# How much room is needed for venteing behind a sub???



## matdotcom2000

I currently have a w12gti sub and I am wondering how much venting is required behind the sub on any other sub for that case.. 0.5 inches - 5 inches how much??? I have limited space and this is always a problem in my truck..

GET back to me guys!!!!


----------



## matdotcom2000

BUMP come on somebody chime in... It dont matter what sub just need some input!!


----------



## FLAstrongman

The more room the better. If you can only fit the sub with 1" behind it, it will still work but won't be optimal. Try to make up for lack of room behind the sub with more airspace.


----------



## TREETOP

On a sub with a rear pole vent (like your W12GTI) I'd recommend leaving at least as much space between the sub and the rear wall as the diameter of the vent.


----------



## matdotcom2000

Thanks for the input guys.. I started to build my box and recognized that I need to get this question answered before moving forward. keep the recommendations coming


----------



## Oliver

If the sub can breathe [ heat has somewhere to go ] the sub will last longer in my experience.


----------



## bgx88

Might depend on your box build as well. Mine has the subs angled which gives mine a bit more room for instead of the vent being sealed by the bottom of the box. the sub almost touches but only on one side.


----------



## shibbydevil

I have always gone by you have to have at least an equal amount as the vent diameter.


----------



## fish

TREETOP said:


> On a sub with a rear pole vent (like your W12GTI) I'd recommend leaving at least as much space between the sub and the rear wall as the diameter of the vent.

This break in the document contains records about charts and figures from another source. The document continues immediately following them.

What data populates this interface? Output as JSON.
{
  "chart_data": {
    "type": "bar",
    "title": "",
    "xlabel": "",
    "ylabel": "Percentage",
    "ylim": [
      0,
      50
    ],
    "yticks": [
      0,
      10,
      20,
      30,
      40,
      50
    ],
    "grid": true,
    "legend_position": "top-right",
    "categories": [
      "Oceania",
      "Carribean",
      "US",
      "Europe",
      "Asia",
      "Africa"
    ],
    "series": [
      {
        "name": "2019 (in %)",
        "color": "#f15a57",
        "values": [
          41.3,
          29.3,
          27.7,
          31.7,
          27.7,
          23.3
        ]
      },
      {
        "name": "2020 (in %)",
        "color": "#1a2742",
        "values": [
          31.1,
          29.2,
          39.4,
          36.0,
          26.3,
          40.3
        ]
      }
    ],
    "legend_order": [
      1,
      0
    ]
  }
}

I've heard that a few times before. So usually 1-1.5" should suffice.


----------



## Morganpartee

No real telling without a meter, imo. Buddy has his box with a massive port pushed all the way as far back to his hatch in his jeep as he could get (~2"), and it meter'd a little louder a bit further back. It was funny, the box would walk backwards, and it'd get louder!


----------



## hamiltonaudio

TREETOP said:


> On a sub with a rear pole vent (like your W12GTI) I'd recommend leaving at least as much space between the sub and the rear wall as the diameter of the vent.


one vent's dimension away from all sides is the old rule of thumb. 3" vent? make it 3". and so on. treetop has it right.


----------



## OnlyShawn

Hmm. Howzabout if it's a sealed box?


----------



## hamiltonaudio

my rule of thumb has always been if it physically fits, you're ok lol. Technically speaking, in a sealed system your vent diameter is zero, so you need zero space.


----------



## subwoofery

TREETOP said:


> On a sub with a rear pole vent (like your W12GTI) I'd recommend leaving at least as much space between the sub and the rear wall as the diameter of the vent.


^^ This is the right answer 

Kelvin


----------



## gumbysmoke

TREETOP said:


> On a sub with a rear pole vent (like your W12GTI) I'd recommend leaving at least as much space between the sub and the rear wall as the diameter of the vent.




I agree with this.


----------